Help from trusted adults

It may be comforting for your child to have someone else whom they can approach to answer their questions or talk to, particularly at times when you’re unwell. If there are other trusted adults in your and your child’s life – such as grandparents, other family members or good friends – it could be helpful to seek their support in talking about your mental health difficulties to your child. Tell these trusted adults about the information you have given your child and what information you would like them to share – and if there is any information that you don’t want them to share with your child. Sharing our guide Supporting children of parents living with mental illness with your trusted adult(s) will help them understand how they can support you and your child during tough times.

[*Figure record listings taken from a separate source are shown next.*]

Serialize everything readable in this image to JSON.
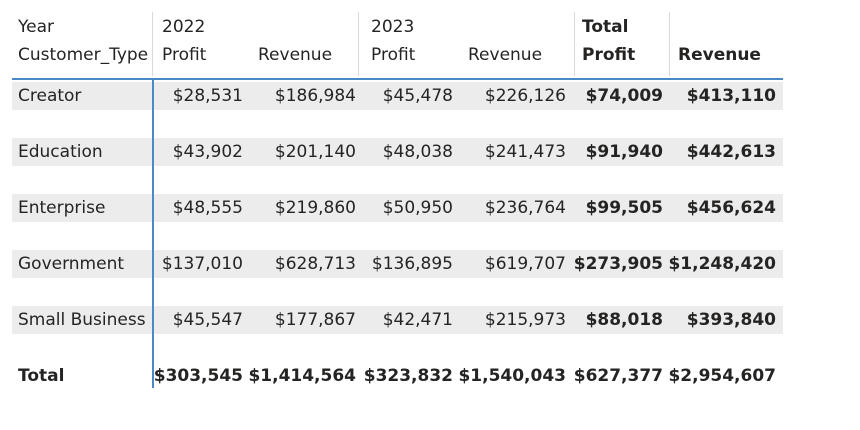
{
  "chart_data": {
    "type": "table",
    "header": {
      "year_label": "Year",
      "row_label": "Customer_Type",
      "years": [
        "2022",
        "2023"
      ],
      "total_label": "Total",
      "measures": [
        "Profit",
        "Revenue"
      ]
    },
    "rows": [
      {
        "label": "Creator",
        "values": [
          "$28,531",
          "$186,984",
          "$45,478",
          "$226,126",
          "$74,009",
          "$413,110"
        ]
      },
      {
        "label": "Education",
        "values": [
          "$43,902",
          "$201,140",
          "$48,038",
          "$241,473",
          "$91,940",
          "$442,613"
        ]
      },
      {
        "label": "Enterprise",
        "values": [
          "$48,555",
          "$219,860",
          "$50,950",
          "$236,764",
          "$99,505",
          "$456,624"
        ]
      },
      {
        "label": "Government",
        "values": [
          "$137,010",
          "$628,713",
          "$136,895",
          "$619,707",
          "$273,905",
          "$1,248,420"
        ]
      },
      {
        "label": "Small Business",
        "values": [
          "$45,547",
          "$177,867",
          "$42,471",
          "$215,973",
          "$88,018",
          "$393,840"
        ]
      }
    ],
    "total_row": {
      "label": "Total",
      "values": [
        "$303,545",
        "$1,414,564",
        "$323,832",
        "$1,540,043",
        "$627,377",
        "$2,954,607"
      ]
    }
  }
}
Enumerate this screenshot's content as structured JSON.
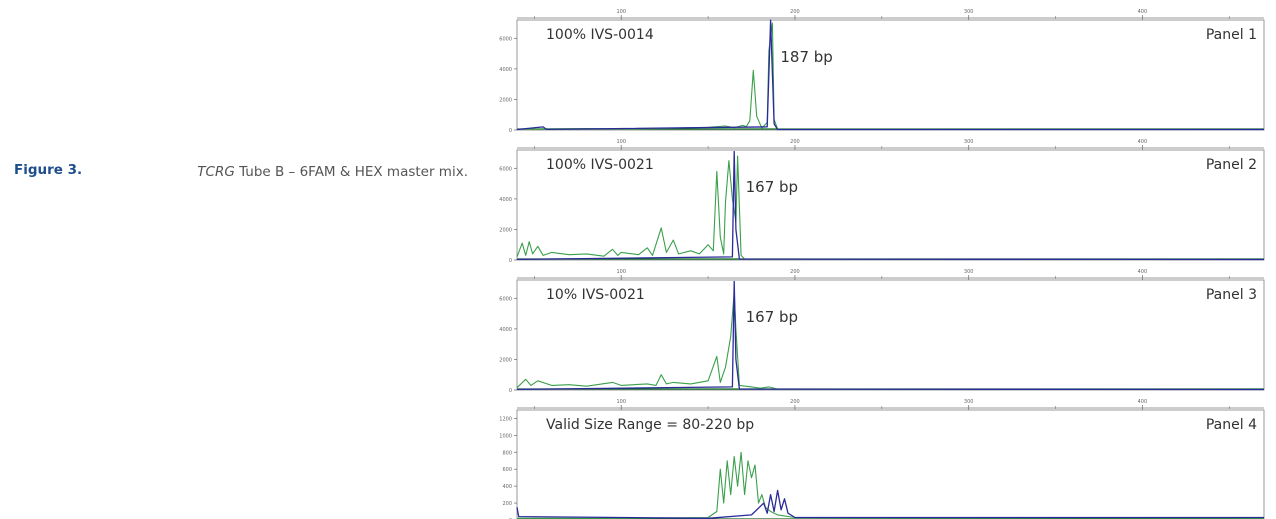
{
  "figure": {
    "number": "Figure 3.",
    "gene": "TCRG",
    "rest": " Tube B – 6FAM & HEX master mix."
  },
  "colors": {
    "green": "#3aa04a",
    "dark_green": "#0d6b22",
    "blue": "#2a2a9a",
    "axis": "#777777",
    "frame": "#999999"
  },
  "chart_data": [
    {
      "type": "line",
      "panel_label": "Panel 1",
      "sample_label": "100% IVS-0014",
      "peak_label": "187 bp",
      "x_ticks": [
        100,
        200,
        300,
        400
      ],
      "xlim": [
        40,
        470
      ],
      "y_ticks": [
        0,
        2000,
        4000,
        6000
      ],
      "ylim": [
        0,
        7200
      ],
      "series": [
        {
          "color": "green",
          "points": [
            [
              40,
              60
            ],
            [
              80,
              100
            ],
            [
              100,
              60
            ],
            [
              130,
              120
            ],
            [
              150,
              180
            ],
            [
              160,
              260
            ],
            [
              165,
              150
            ],
            [
              170,
              300
            ],
            [
              172,
              220
            ],
            [
              174,
              600
            ],
            [
              176,
              3900
            ],
            [
              178,
              900
            ],
            [
              181,
              120
            ],
            [
              184,
              500
            ],
            [
              185,
              5200
            ],
            [
              187,
              7000
            ],
            [
              188,
              700
            ],
            [
              190,
              60
            ],
            [
              470,
              40
            ]
          ]
        },
        {
          "color": "blue",
          "points": [
            [
              40,
              30
            ],
            [
              55,
              200
            ],
            [
              57,
              40
            ],
            [
              184,
              200
            ],
            [
              186,
              7200
            ],
            [
              188,
              400
            ],
            [
              190,
              30
            ],
            [
              470,
              30
            ]
          ]
        }
      ]
    },
    {
      "type": "line",
      "panel_label": "Panel 2",
      "sample_label": "100% IVS-0021",
      "peak_label": "167 bp",
      "x_ticks": [
        100,
        200,
        300,
        400
      ],
      "xlim": [
        40,
        470
      ],
      "y_ticks": [
        0,
        2000,
        4000,
        6000
      ],
      "ylim": [
        0,
        7200
      ],
      "series": [
        {
          "color": "green",
          "points": [
            [
              40,
              200
            ],
            [
              43,
              1100
            ],
            [
              45,
              300
            ],
            [
              47,
              1200
            ],
            [
              49,
              400
            ],
            [
              52,
              900
            ],
            [
              55,
              300
            ],
            [
              60,
              500
            ],
            [
              70,
              350
            ],
            [
              80,
              400
            ],
            [
              90,
              250
            ],
            [
              95,
              700
            ],
            [
              98,
              300
            ],
            [
              100,
              500
            ],
            [
              110,
              350
            ],
            [
              115,
              800
            ],
            [
              118,
              300
            ],
            [
              123,
              2100
            ],
            [
              126,
              500
            ],
            [
              130,
              1300
            ],
            [
              133,
              400
            ],
            [
              140,
              600
            ],
            [
              145,
              400
            ],
            [
              150,
              1000
            ],
            [
              153,
              600
            ],
            [
              155,
              5800
            ],
            [
              157,
              1500
            ],
            [
              159,
              400
            ],
            [
              160,
              3800
            ],
            [
              162,
              6500
            ],
            [
              164,
              4000
            ],
            [
              166,
              2500
            ],
            [
              167,
              6800
            ],
            [
              169,
              300
            ],
            [
              171,
              60
            ],
            [
              470,
              40
            ]
          ]
        },
        {
          "color": "blue",
          "points": [
            [
              40,
              40
            ],
            [
              164,
              200
            ],
            [
              165,
              7100
            ],
            [
              166,
              2000
            ],
            [
              168,
              60
            ],
            [
              470,
              30
            ]
          ]
        }
      ]
    },
    {
      "type": "line",
      "panel_label": "Panel 3",
      "sample_label": "10% IVS-0021",
      "peak_label": "167 bp",
      "x_ticks": [
        100,
        200,
        300,
        400
      ],
      "xlim": [
        40,
        470
      ],
      "y_ticks": [
        0,
        2000,
        4000,
        6000
      ],
      "ylim": [
        0,
        7200
      ],
      "series": [
        {
          "color": "green",
          "points": [
            [
              40,
              150
            ],
            [
              45,
              700
            ],
            [
              48,
              300
            ],
            [
              52,
              600
            ],
            [
              60,
              300
            ],
            [
              70,
              350
            ],
            [
              80,
              250
            ],
            [
              95,
              500
            ],
            [
              100,
              300
            ],
            [
              115,
              400
            ],
            [
              120,
              300
            ],
            [
              123,
              1000
            ],
            [
              126,
              400
            ],
            [
              130,
              500
            ],
            [
              140,
              400
            ],
            [
              150,
              600
            ],
            [
              155,
              2200
            ],
            [
              157,
              500
            ],
            [
              160,
              1500
            ],
            [
              163,
              3500
            ],
            [
              165,
              6400
            ],
            [
              166,
              4000
            ],
            [
              168,
              300
            ],
            [
              175,
              200
            ],
            [
              180,
              120
            ],
            [
              185,
              200
            ],
            [
              190,
              60
            ],
            [
              470,
              40
            ]
          ]
        },
        {
          "color": "blue",
          "points": [
            [
              40,
              40
            ],
            [
              164,
              200
            ],
            [
              165,
              7100
            ],
            [
              166,
              2000
            ],
            [
              168,
              60
            ],
            [
              470,
              30
            ]
          ]
        }
      ]
    },
    {
      "type": "line",
      "panel_label": "Panel 4",
      "sample_label": "Valid Size Range = 80-220 bp",
      "peak_label": "",
      "x_ticks": [
        100,
        200,
        300,
        400
      ],
      "xlim": [
        40,
        470
      ],
      "y_ticks": [
        0,
        200,
        400,
        600,
        800,
        1000,
        1200
      ],
      "ylim": [
        0,
        1300
      ],
      "series": [
        {
          "color": "green",
          "points": [
            [
              40,
              20
            ],
            [
              100,
              20
            ],
            [
              150,
              30
            ],
            [
              155,
              100
            ],
            [
              157,
              600
            ],
            [
              159,
              200
            ],
            [
              161,
              700
            ],
            [
              163,
              300
            ],
            [
              165,
              750
            ],
            [
              167,
              400
            ],
            [
              169,
              800
            ],
            [
              171,
              300
            ],
            [
              173,
              700
            ],
            [
              175,
              500
            ],
            [
              177,
              650
            ],
            [
              179,
              200
            ],
            [
              181,
              300
            ],
            [
              183,
              150
            ],
            [
              186,
              100
            ],
            [
              190,
              60
            ],
            [
              200,
              30
            ],
            [
              470,
              20
            ]
          ]
        },
        {
          "color": "blue",
          "points": [
            [
              40,
              150
            ],
            [
              41,
              40
            ],
            [
              150,
              20
            ],
            [
              175,
              60
            ],
            [
              182,
              200
            ],
            [
              184,
              80
            ],
            [
              186,
              300
            ],
            [
              188,
              100
            ],
            [
              190,
              350
            ],
            [
              192,
              120
            ],
            [
              194,
              250
            ],
            [
              196,
              80
            ],
            [
              200,
              30
            ],
            [
              470,
              30
            ]
          ]
        }
      ]
    }
  ]
}
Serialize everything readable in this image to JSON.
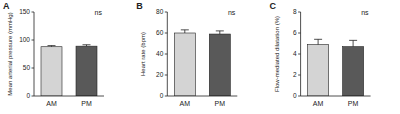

If you’re finding it difficult to spend time with your toddler or preschool-aged child, ask a good friend or family member if they can support you in taking a break. Perhaps they could help by spending an hour in the park with your child while you have a lie down or gather your thoughts. Toddlers and preschoolers can be trying at times as they learn to communicate their thoughts and feelings. If you’re struggling, your GP can also be a great source of support and information, especially if you’re not already seeing (or waiting to see) a counsellor or psychologist.

It can be hard to know how to start the conversation about your mental health challenges with your child. But by talking about feelings and experiences from an early age, you can help normalise these conversations and build your child’s resilience for facing future life challenges.